Iceberg tables

Use Snowflake Iceberg Tables #

Note: This feature is only available in Arcion self-hosted CLI.

From version 23.01.05.3, Arcion supports Snowflake Iceberg tables as target for both snapshot-based and realtime replication. To use Snowflake Iceberg tables as target, follow these instructions.

Prerequisites #

  1. Create an Amazon S3 bucket if it doesn’t exist.
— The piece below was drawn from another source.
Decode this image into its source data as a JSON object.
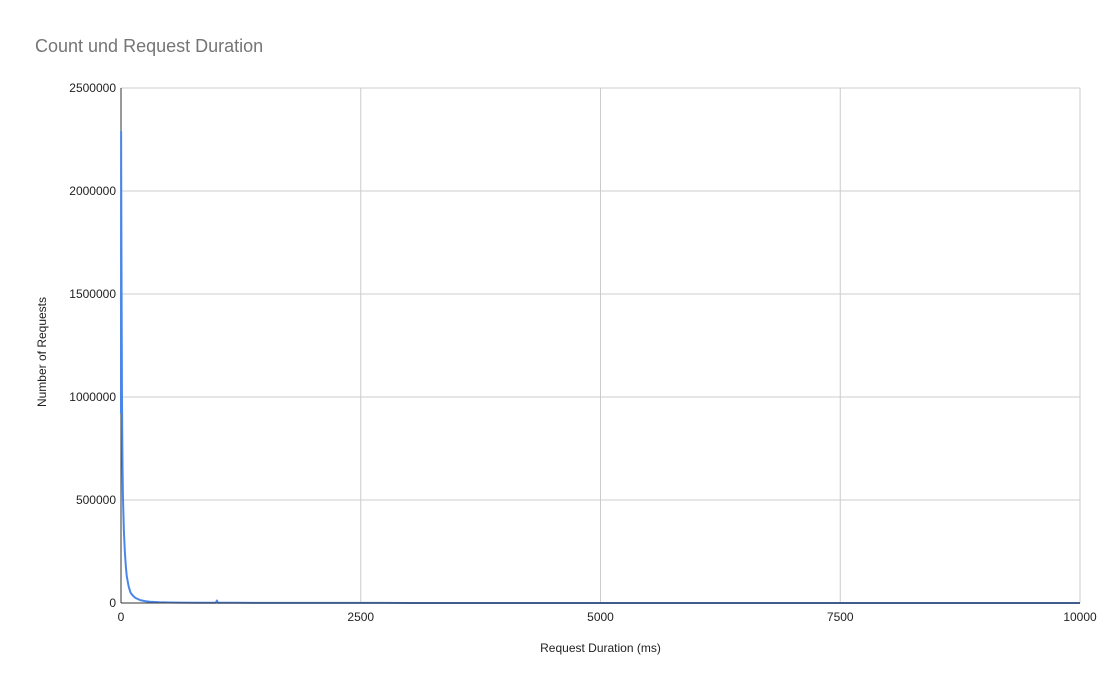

  2. Create external volume in Snowflake for your AWS S3 bucket using the CREATE EXTERNAL VOLUME command:

    CREATE EXTERNAL VOLUME <volume_name>
        STORAGE_LOCATIONS =
        (
            (
            NAME = '<volume_name>'
            STORAGE_PROVIDER = 'S3'
            STORAGE_AWS_ROLE_ARN = '<iam_role>'
            STORAGE_BASE_URL = 's3://<bucket>[/<path>/]'
            )
        ); 
    

    Replace the following:

    • <volume_name>: the name of the new external volume
    • <iam_role>: the Amazon Resource Name (ARN) of the IAM role
    • <path>: an optional path that provides granular control over objects in the bucket

For more information on granting Snowflake access to your Amazon S3 bucket, see Accessing Amazon S3 Using External Volumes .
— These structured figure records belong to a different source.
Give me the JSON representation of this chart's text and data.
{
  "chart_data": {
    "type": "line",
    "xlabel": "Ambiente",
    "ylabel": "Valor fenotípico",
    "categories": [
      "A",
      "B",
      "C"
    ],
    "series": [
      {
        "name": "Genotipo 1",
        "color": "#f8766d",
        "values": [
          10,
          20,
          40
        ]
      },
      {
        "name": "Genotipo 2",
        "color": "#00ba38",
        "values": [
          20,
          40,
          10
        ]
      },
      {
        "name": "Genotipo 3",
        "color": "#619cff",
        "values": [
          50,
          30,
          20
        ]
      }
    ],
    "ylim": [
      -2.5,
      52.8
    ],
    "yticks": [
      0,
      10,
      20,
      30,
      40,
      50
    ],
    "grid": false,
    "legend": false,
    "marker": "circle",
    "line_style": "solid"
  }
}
Specify Iceberg as table type in Applier configuration file #

In your Applier configuration file, you need to set the table-type property to ICEBERG under the per-table-config configuration. For example, look at the following sample Applier configuration:

snapshot:
  threads: 8

  batch-size-rows: 600_000
  txn-size-rows: 600_000
  per-table-config:
  - catalog: "CATALOG"
    schema: "SCHEMA"
    tables:
      TABLE_NAME:
        table-type: ICEBERG

  bulk-load:
    enable: true
    type: FILE
    save-file-on-error: true
Attention: In realtime replication, Replicant first creates the destination tables with a one-time data snapshot to transfer all existing data from the source. In this “snapshot phase”, Replicant needs to know beforehand whether or not you’re using Iceberg tables. For this reason, you must always use the snapshot section of the Applier configuration file to specify your per-table-config parameters, including the value of table-type. For more information about how different Replicant modes work, see Running Replicant.